Other tax treatments include:
- Sole proprietorship (individual, IRS form 1040)
- Regular corporation (Subchapter C, IRS form 1120)
- S corporation (Subchapter S, income tax is passed through on IRS form 1120S)
- Partnership (income tax is passed through on IRS form 1065)
- Trust (usually not considered a “business entity” for federal income tax purposes, income tax is passed through to the individual “grantor’s” IRS form 1040; or passed through to the beneficiary; or paid by the trust on IRS form 1041)
Choices: Business Entity Age:
- New business organization (newly formed on your request)
- “Shelf” or “seasoned” company (formed, named, aged, but never used – with no assets or liabilities)
- Acquire an existing company from a private owner/seller
- Merge your existing company with a new or other existing company
Choices: Further Considerations:
- What is the state law regarding the minimum number of required incorporators, officers and directors?
- Is there any state income, franchise, inventory, use and other taxes on your entity?
- What information does state law require to be included in the articles of incorporation or articles of organization?
- Are the names and addresses of officers, directors or stockholders a matter of public record?
- Does the state provide their own forms for filing articles of incorporation, articles of organization or certificates of partnership?
- Does the state follow the Model Business Corporation Act or the Revised Model Business Corporation Act?
- How do you select a reputable Resident Agent?
- What are requirements for registering and qualifying your out-of-state company as a “foreign” entity in another jurisdiction?
- How (if applicable) do you register your trademarks with the state?
- Does the state permit a company to be re-domiciled?

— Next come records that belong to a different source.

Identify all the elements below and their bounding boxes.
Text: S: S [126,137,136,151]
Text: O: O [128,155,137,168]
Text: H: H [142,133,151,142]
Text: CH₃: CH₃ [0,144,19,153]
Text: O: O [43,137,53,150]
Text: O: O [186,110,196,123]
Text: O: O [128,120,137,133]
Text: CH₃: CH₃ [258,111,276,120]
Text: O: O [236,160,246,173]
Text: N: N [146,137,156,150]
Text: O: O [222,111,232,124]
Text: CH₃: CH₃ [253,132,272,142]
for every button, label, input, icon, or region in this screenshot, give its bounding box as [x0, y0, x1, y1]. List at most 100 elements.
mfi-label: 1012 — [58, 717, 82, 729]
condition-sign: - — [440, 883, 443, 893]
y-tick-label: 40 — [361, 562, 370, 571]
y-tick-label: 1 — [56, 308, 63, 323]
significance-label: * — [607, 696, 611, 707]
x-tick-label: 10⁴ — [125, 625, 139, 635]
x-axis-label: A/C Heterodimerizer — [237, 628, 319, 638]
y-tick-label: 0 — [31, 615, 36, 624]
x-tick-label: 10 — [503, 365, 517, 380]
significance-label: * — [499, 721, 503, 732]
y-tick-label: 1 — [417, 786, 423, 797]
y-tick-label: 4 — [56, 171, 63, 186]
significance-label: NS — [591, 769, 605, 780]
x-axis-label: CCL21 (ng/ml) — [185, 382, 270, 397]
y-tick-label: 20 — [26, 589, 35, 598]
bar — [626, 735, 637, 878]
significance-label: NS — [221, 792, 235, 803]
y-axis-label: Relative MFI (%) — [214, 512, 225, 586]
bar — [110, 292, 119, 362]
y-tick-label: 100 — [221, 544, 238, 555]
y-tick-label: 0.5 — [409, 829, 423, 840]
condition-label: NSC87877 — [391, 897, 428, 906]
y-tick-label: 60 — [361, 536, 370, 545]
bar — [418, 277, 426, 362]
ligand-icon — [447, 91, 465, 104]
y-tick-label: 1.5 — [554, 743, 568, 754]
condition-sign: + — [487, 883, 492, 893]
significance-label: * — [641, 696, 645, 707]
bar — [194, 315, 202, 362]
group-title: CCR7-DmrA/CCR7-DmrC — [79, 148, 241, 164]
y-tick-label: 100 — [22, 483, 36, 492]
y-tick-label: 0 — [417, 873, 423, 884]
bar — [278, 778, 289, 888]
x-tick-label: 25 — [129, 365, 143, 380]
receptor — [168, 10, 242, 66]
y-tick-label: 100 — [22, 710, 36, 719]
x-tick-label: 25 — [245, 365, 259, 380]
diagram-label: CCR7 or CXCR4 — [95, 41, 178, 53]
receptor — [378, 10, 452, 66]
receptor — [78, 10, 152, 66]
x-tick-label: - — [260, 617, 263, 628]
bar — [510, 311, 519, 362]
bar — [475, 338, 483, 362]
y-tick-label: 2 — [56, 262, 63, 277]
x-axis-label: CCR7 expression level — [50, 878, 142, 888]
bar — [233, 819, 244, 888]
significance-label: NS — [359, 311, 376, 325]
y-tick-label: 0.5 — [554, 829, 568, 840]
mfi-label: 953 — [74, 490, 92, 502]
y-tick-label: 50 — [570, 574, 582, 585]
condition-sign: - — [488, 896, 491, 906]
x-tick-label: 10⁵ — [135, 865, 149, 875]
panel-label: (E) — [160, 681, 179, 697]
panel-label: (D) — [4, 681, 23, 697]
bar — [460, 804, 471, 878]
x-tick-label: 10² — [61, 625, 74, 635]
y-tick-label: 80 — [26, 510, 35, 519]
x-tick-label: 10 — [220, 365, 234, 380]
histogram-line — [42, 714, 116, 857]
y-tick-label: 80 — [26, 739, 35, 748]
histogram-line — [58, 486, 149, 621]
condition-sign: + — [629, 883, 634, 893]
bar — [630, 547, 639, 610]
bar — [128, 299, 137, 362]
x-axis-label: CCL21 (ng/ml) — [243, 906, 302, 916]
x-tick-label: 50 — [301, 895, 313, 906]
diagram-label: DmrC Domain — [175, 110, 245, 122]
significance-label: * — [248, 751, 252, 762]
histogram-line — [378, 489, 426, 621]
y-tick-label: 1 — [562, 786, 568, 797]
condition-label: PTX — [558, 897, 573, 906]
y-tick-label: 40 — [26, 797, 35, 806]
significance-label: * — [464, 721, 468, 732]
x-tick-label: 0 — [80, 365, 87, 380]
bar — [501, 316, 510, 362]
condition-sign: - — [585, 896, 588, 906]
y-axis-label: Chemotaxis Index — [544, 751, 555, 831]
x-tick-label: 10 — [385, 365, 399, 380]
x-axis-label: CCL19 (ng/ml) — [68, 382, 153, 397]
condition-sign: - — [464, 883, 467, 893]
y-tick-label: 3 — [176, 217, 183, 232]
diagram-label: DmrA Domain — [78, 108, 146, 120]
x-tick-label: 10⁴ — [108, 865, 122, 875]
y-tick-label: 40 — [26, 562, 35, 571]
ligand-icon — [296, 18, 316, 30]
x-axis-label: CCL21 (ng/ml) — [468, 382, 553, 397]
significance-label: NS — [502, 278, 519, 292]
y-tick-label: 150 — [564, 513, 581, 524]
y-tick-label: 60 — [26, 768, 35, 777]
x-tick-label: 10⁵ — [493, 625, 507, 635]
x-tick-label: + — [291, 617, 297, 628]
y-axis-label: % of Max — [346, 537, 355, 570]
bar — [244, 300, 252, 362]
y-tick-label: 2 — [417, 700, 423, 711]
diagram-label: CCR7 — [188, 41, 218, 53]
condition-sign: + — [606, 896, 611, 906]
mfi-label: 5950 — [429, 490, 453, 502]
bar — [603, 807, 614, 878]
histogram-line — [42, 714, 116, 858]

That is, can you move your company’s domicile into- or out of-state?
- Does the state offer expedited filing times and services (24-hour or same-day filings for an premium filing fee)

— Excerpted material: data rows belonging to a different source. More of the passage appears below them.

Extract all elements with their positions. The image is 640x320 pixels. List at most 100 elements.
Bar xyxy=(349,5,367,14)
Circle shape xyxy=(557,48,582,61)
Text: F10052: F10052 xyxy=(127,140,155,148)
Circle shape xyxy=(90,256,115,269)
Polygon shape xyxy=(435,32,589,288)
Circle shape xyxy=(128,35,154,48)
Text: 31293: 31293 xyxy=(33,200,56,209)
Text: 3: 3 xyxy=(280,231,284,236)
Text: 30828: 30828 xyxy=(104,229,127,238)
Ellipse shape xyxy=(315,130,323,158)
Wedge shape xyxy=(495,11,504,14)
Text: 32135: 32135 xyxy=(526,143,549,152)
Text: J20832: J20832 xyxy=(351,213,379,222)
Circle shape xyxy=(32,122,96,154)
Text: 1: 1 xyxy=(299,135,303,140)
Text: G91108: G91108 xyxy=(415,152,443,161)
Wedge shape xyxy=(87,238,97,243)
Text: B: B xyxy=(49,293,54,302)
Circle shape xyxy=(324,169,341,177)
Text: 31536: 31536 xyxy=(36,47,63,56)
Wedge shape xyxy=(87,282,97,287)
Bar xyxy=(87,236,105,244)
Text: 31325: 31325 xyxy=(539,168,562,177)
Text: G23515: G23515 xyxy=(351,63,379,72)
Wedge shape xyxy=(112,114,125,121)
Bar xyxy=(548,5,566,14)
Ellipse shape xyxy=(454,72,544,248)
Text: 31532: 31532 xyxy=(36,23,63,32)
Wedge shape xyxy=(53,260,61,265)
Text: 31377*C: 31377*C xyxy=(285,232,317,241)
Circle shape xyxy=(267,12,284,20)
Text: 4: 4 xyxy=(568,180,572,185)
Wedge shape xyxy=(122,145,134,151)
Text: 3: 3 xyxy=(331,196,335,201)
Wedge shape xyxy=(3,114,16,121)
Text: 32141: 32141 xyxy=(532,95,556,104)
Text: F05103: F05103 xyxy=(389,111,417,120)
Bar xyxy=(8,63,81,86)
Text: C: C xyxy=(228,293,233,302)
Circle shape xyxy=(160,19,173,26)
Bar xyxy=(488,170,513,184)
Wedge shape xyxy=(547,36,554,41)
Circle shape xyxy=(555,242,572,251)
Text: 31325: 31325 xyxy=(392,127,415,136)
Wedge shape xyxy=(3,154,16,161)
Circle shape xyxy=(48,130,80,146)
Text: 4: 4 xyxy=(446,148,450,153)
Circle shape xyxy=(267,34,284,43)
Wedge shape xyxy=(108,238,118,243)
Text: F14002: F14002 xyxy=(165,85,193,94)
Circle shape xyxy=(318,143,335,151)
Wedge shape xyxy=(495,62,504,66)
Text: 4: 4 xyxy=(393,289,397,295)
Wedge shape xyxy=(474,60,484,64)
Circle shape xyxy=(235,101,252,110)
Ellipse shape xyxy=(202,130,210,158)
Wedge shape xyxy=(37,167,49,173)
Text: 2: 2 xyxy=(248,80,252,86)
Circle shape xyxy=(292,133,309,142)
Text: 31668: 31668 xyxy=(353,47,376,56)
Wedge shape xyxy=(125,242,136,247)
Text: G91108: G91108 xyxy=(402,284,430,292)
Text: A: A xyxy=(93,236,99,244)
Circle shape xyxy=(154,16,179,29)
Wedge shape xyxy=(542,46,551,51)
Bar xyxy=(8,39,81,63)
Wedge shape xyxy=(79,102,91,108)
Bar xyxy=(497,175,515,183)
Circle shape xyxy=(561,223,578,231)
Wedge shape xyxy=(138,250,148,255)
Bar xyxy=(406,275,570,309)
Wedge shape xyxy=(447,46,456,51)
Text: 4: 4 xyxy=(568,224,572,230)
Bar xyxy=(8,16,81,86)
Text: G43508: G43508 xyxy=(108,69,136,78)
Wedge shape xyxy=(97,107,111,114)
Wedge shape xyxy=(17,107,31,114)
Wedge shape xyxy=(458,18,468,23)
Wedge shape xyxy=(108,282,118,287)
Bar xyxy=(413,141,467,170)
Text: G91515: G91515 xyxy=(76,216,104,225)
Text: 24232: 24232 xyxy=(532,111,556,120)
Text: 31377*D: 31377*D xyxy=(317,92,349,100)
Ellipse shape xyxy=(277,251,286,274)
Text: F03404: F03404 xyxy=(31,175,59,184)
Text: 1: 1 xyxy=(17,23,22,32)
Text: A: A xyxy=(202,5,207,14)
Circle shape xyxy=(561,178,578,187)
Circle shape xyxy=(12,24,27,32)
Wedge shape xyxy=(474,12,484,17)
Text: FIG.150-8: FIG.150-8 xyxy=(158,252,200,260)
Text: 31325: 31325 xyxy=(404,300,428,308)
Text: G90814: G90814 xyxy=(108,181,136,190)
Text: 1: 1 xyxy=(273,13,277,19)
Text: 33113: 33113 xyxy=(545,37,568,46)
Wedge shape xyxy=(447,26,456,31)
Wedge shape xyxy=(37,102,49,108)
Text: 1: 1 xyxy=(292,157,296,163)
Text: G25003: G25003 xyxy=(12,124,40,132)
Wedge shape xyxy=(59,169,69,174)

- What are the state’s annual filing requirements for reports and annual fees?
BE PREPARED
Defining a problem can be half (or more) of the solution. Failing to plan is the same as planning to fail.
Dan’s Basic Axiom: There is no substitute for first hand knowledge.

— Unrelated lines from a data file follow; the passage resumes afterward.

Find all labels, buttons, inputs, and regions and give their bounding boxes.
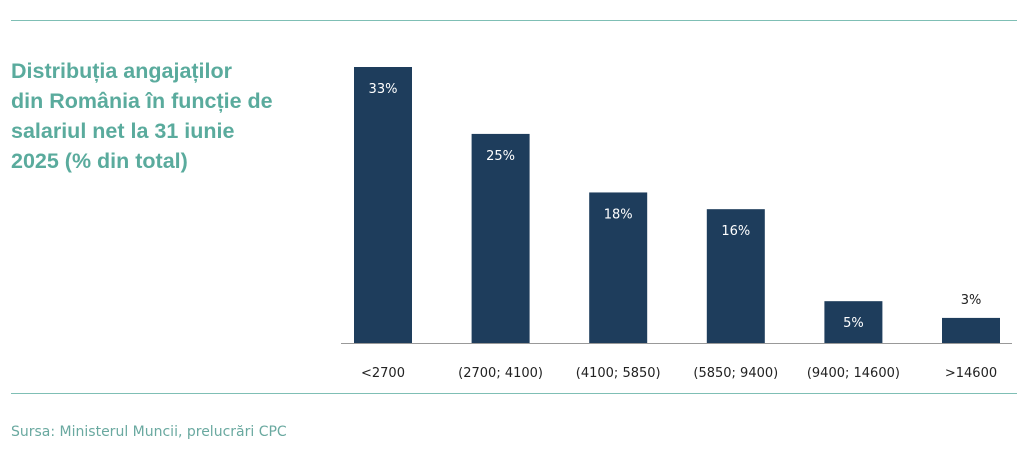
data-label-5: 5% [843, 316, 864, 331]
data-label-1: 33% [369, 82, 398, 97]
x-tick-label-6: >14600 [945, 366, 997, 381]
bar-3 [589, 192, 648, 343]
x-tick-label-5: (9400; 14600) [807, 366, 900, 381]
title-line-3: salariul net la 31 iunie [11, 119, 235, 143]
x-tick-label-3: (4100; 5850) [576, 366, 661, 381]
x-tick-label-2: (2700; 4100) [458, 366, 543, 381]
bar-chart: 33% <2700 25% (2700; 4100) 18% (4100; 5850) 16… [341, 67, 1012, 381]
title-line-1: Distribuția angajaților [11, 59, 233, 83]
top-rule [11, 20, 1017, 21]
chart-title: Distribuția angajaților din România în f… [11, 56, 331, 176]
bar-1 [354, 67, 412, 343]
title-line-2: din România în funcție de [11, 89, 273, 113]
bar-6 [942, 317, 1000, 343]
x-tick-label-4: (5850; 9400) [693, 366, 778, 381]
data-label-3: 18% [604, 207, 633, 222]
bar-2 [471, 133, 530, 343]
data-label-2: 25% [486, 149, 515, 164]
data-label-6: 3% [961, 293, 982, 308]
bottom-rule [11, 393, 1017, 394]
x-tick-label-1: <2700 [361, 366, 405, 381]
title-line-4: 2025 (% din total) [11, 149, 188, 173]
bar-4 [706, 209, 765, 343]
data-label-4: 16% [721, 224, 750, 239]
source-note: Sursa: Ministerul Muncii, prelucrări CPC [11, 424, 287, 440]
bar-5 [824, 301, 883, 343]
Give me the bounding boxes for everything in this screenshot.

You do not need a Ph.D in business or law to form a new company; however, you should want to know what informed, intelligent, and relevant questions to ask of your professional advisors and service providers. You will need to rely upon them for certain important legal services and advice. But at the end of the day, if your company is challenged by a lawsuit, tax audit, bankruptcy, divorce, judgment, lien or seizure, you alone could ultimately be responsible for it’s success or failure.
Get a handle on your company, whatever form it has or will take. Invest some time to get to know it and understand its mechanics intimately. Learn the basics. Treat it right. Attend to it. Love and care for it. You, your family, and your business will reap the rewards for the time you spend here and elsewhere learning, understanding and applying you newly acquired knowledge. In the end, it might save you much more than money.